Natürlich ist es zu begrüßen, daß "C" erworben wurde, aber die Tatsache, daß hier eine extrem hohe Summe in gemeinsamer Kraftanstrenung aufgebracht wurde, um diesen nationalen "Fetisch" für Deutschland zu sichern, widerlegt das Argument, für die Donaueschinger Hofbibliothek, die für einen vergleichsweise geringen Preis - - aus Antiquariatskreisen war die Summe von 4 Mio. DM (ohne Steuer, da ins Ausland) zu vernehmen -" - 1999 an ein englisch-amerikanisches Konsortium ging, hätte das Geld nicht zusammengekratzt werden können. Für einen Altarflügel in Karlsruhe war wenig später durchaus Geld (mehr als 10 Mio. DM) vorhanden. Und wo war damals die Freifrau von Laßberg, als im Herbst 1999 die Auktionen begannen, von denen die Bibliothek ihres Vorfahren zerstückelt und als Geschichtsquelle zerstört wurden? Das Land Baden-Württemberg und seine Ministerialbürokratie hat die Öffentlichkeit wiederholt falsch informiert. Es ist nicht zuletzt diese Unredlichkeit, die wütend macht.

3. Die Karlsruher Laßberg-Ausstellung: didaktisch mißlungen!

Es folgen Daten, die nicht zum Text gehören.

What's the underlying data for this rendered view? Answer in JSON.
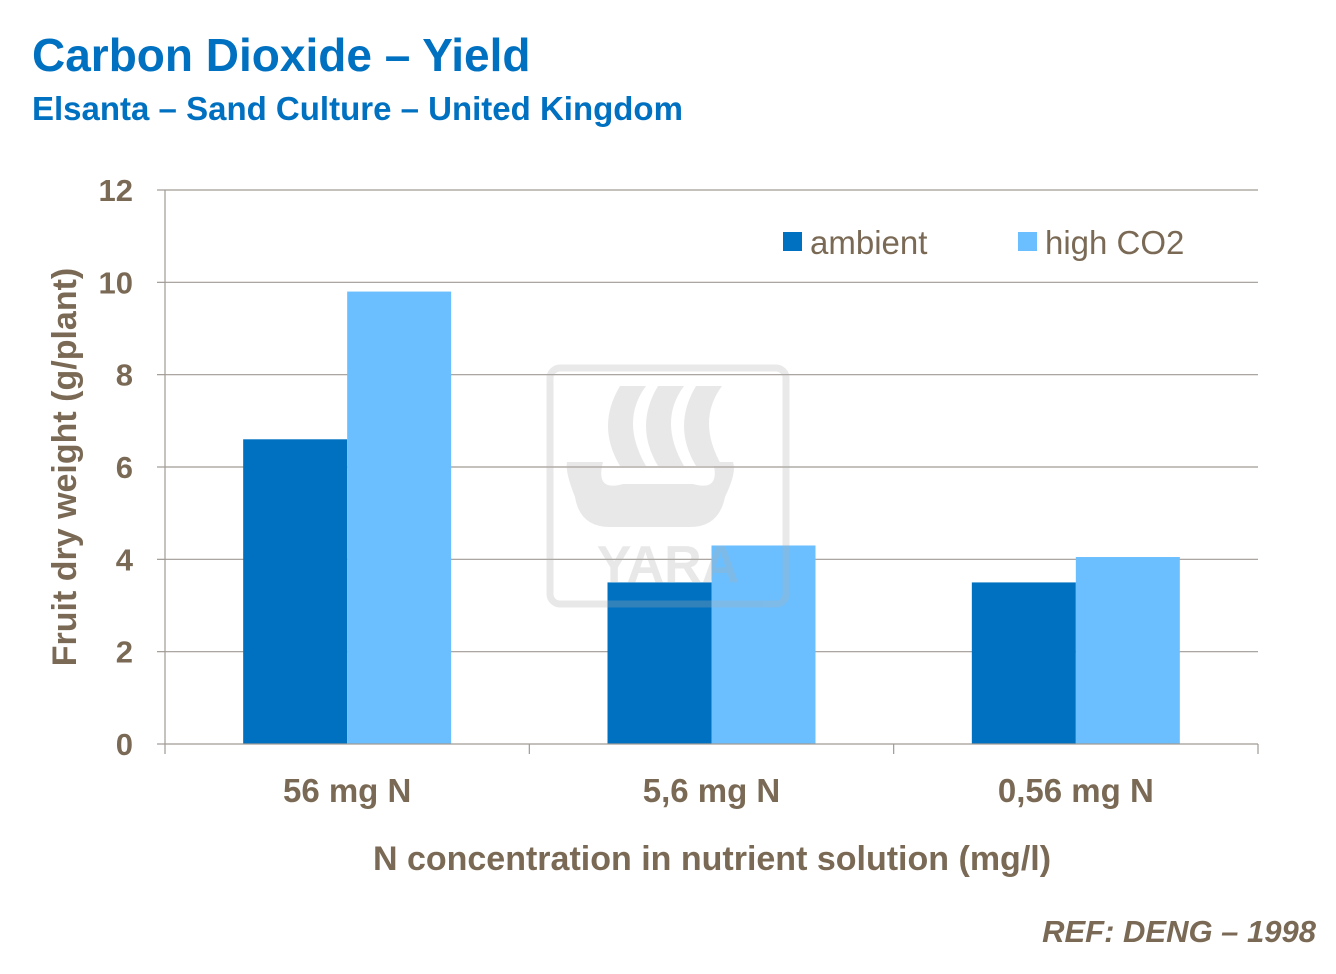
{
  "title": "Carbon Dioxide – Yield",
  "subtitle": "Elsanta – Sand Culture – United Kingdom",
  "reference": "REF: DENG – 1998",
  "watermark": "YARA",
  "chart_data": {
    "type": "bar",
    "categories": [
      "56 mg N",
      "5,6 mg N",
      "0,56 mg N"
    ],
    "series": [
      {
        "name": "ambient",
        "color": "#0070C0",
        "values": [
          6.6,
          3.5,
          3.5
        ]
      },
      {
        "name": "high CO2",
        "color": "#6BBFFF",
        "values": [
          9.8,
          4.3,
          4.05
        ]
      }
    ],
    "xlabel": "N concentration in nutrient solution (mg/l)",
    "ylabel": "Fruit dry weight (g/plant)",
    "ylim": [
      0,
      12
    ],
    "yticks": [
      0,
      2,
      4,
      6,
      8,
      10,
      12
    ],
    "grid": true,
    "legend": "top-right",
    "text_color": "#7A6A55"
  }
}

Noch bis zum 12.4. ist die Ausstellung "Joseph Freiherr von Laßberg (1770-1855) und seine Bibliothek" in der Badischen Landesbibliothek Karlsruhe zu sehen. Eine Internetseite enthält knappe Angaben zum Thema der Ausstellung und drei Bilder [10].

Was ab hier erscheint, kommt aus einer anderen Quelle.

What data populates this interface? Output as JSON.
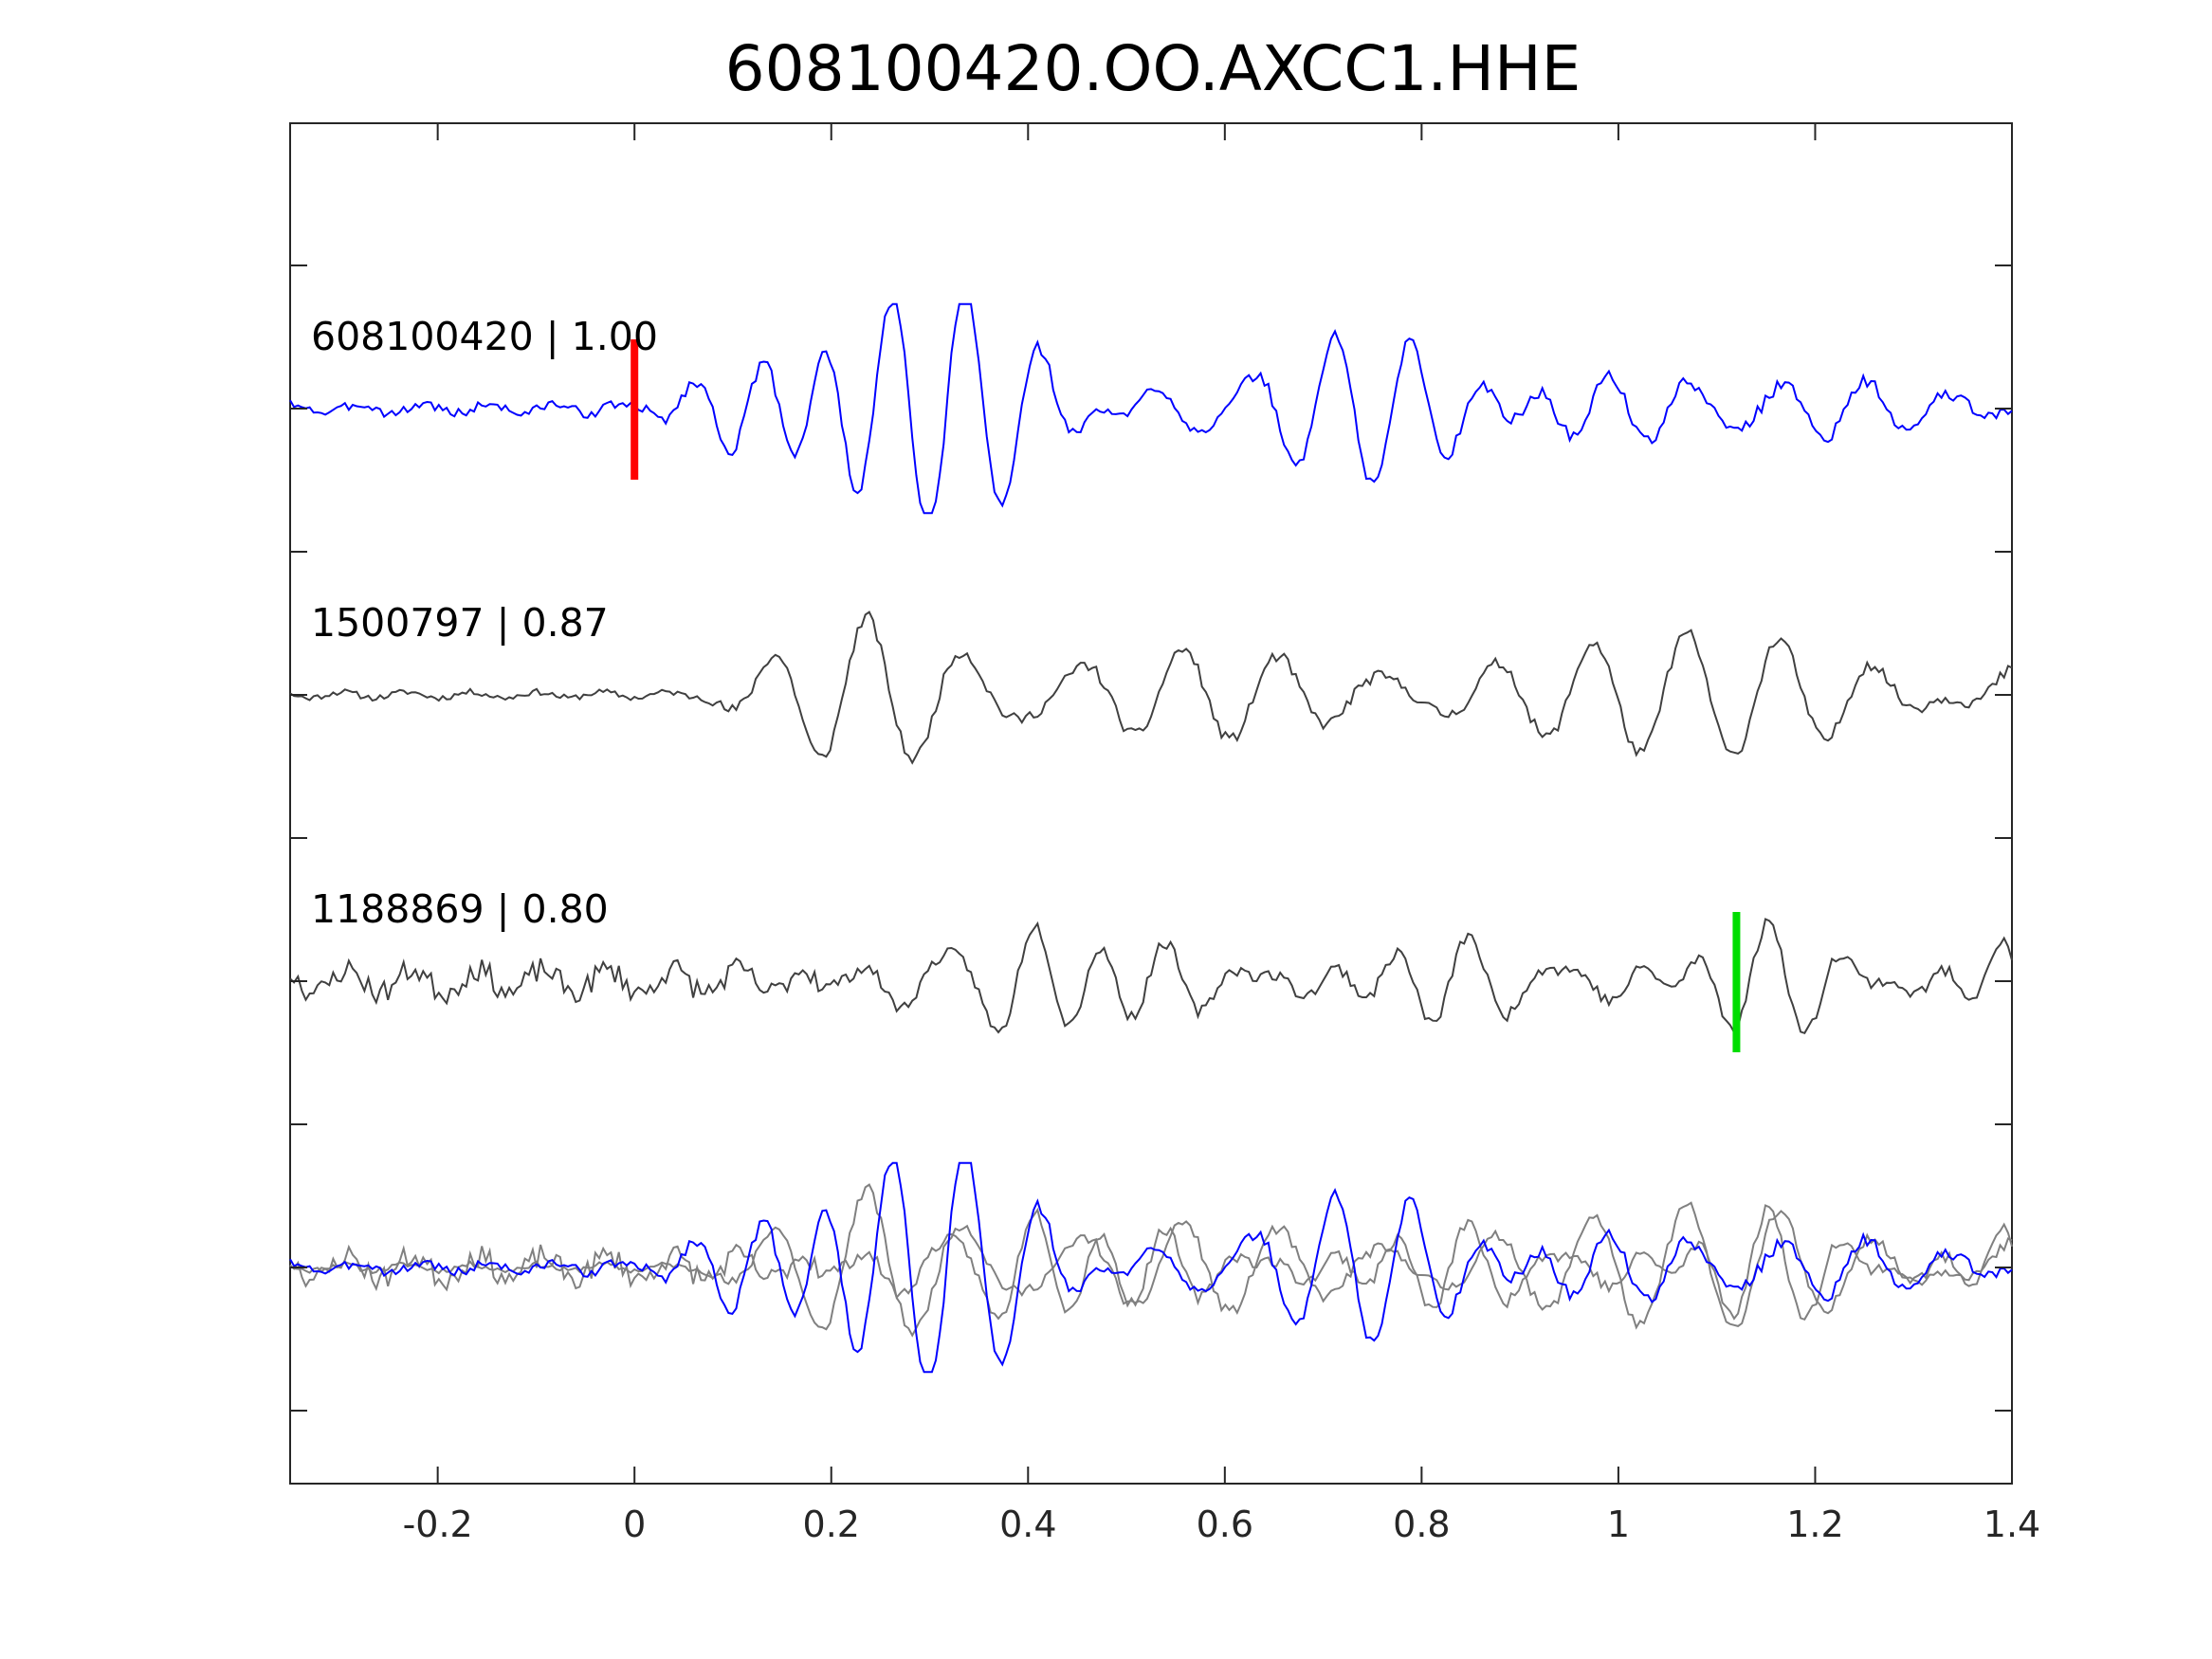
{
  "chart_data": {
    "type": "line",
    "title": "608100420.OO.AXCC1.HHE",
    "xlabel": "",
    "ylabel": "",
    "xlim": [
      -0.35,
      1.4
    ],
    "xticks": [
      -0.2,
      0,
      0.2,
      0.4,
      0.6,
      0.8,
      1,
      1.2,
      1.4
    ],
    "xtick_labels": [
      "-0.2",
      "0",
      "0.2",
      "0.4",
      "0.6",
      "0.8",
      "1",
      "1.2",
      "1.4"
    ],
    "grid": false,
    "legend": "none",
    "traces": [
      {
        "label": "608100420 | 1.00",
        "event_id": "608100420",
        "correlation": 1.0,
        "color": "#0000ff",
        "pick_marker": {
          "t": 0.0,
          "color": "#ff0000"
        },
        "onset": 0.0,
        "pre_amp": 0.08,
        "amp": 0.9,
        "seed": 3,
        "phase": 0.0
      },
      {
        "label": "1500797 | 0.87",
        "event_id": "1500797",
        "correlation": 0.87,
        "color": "#404040",
        "onset": 0.06,
        "pre_amp": 0.05,
        "amp": 0.85,
        "seed": 11,
        "phase": 1.3
      },
      {
        "label": "1188869 | 0.80",
        "event_id": "1188869",
        "correlation": 0.8,
        "color": "#404040",
        "pick_marker": {
          "t": 1.12,
          "color": "#00dd00"
        },
        "onset": 0.2,
        "pre_amp": 0.2,
        "amp": 0.85,
        "seed": 23,
        "phase": 2.1
      }
    ],
    "overlay": {
      "main_color": "#0000ff",
      "other_color": "#808080"
    }
  }
}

Es handelt sich um eine Kabinettausstellung, die vor allem für den Spezialisten ein Genuß ist. Die Erwerbungen der BLB mit ihren vielen handschriftlichen Bemerkungen von der Hand Laßbergs, die bibliophilen Kostbarkeiten lassen den Rang dieser einzigartigen Sammlung, die im Kern als gelehrter Handapparat eines frühen Altertumsforschers fungierte, deutlich werden. Das unsägliche Dubletten-Argument des Ministers, mit dem er den Nichterwerb der Donaueschinger Druckschriften 1999 begründete, wird so ad absurdum geführt!

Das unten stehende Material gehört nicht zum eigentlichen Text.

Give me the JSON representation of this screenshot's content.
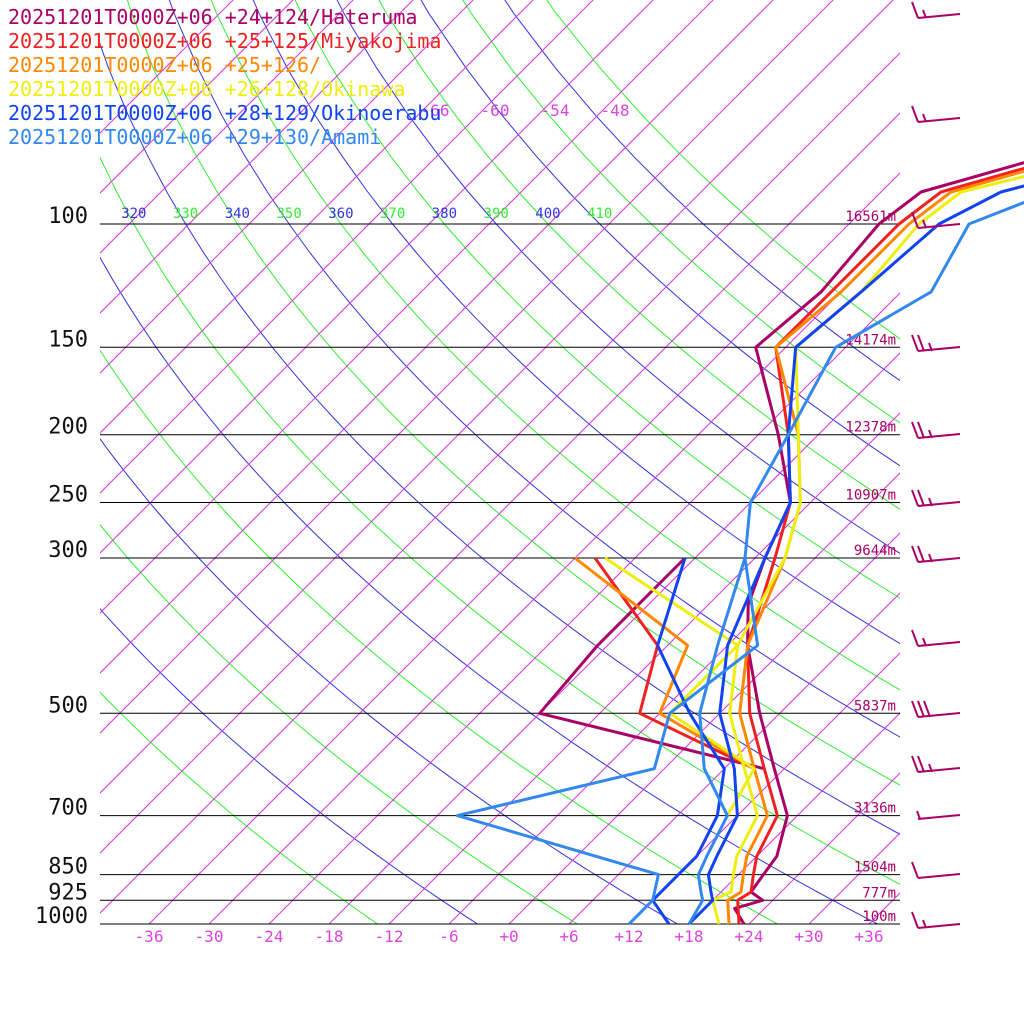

Der nicht vorgebildete Besucher wird mit den Exponaten alleingelassen. An Stelle einer kurzen Einführung zu seinem Leben und Werk wird eine dürre Zeittafel (aus dem Marbacher Magazin übernommen und noch dazu gekürzt) geboten, die man irgendwann an einer Säule entdeckt. Auszüge aus den wissenschaftlichen Katalogtexten (teilweise mit unübersetzten langen lateinischen Zitaten) überfordern das breite Publikum. Das wundert sich, wieso an den Wänden Stiche des Kölner Doms hängen (Laßberg engagierte sich sehr in der Dombaubewegung), und was es mit dem Sänger-Motiv auf dem Ausstellungsplakat, entnommen einem nicht im Katalog berücksichtigten Buch von Ottmar (= Schönhuth), auf sich hat, erfährt es ebenfalls nicht.

Die Fossilien in den Buchvitrinen sollen wohl Laßbergs naturkundliche Neigungen belegen. Steine, die er aus der Burg Wesperspül brach, wie eine ausgestellte Notiz Laßbergs sagt, kommen im Katalog nicht vor - handelt es sich um Leihgaben der Fürstenbergischen Sammlungen? Der Zuschnitt der Ausstellung ist bieder und konventionell. Der Auflockerung dienen links eine überlebensgroße Reproduktion des Portals aus dem Liedersaal-Druck [11] und rechts ein Bildschirm mit einer Videosequenz: das Aufschlagen seines handschriftlichen Sängerbuchs. Daß Laßberg dem Besucher zuzwinkert, mögen andere witzig finden. Angesichts der unerfreulichen Begleitumstände leiste ich mir in diesem Punkt ein gewisses Maß an Humorlosigkeit.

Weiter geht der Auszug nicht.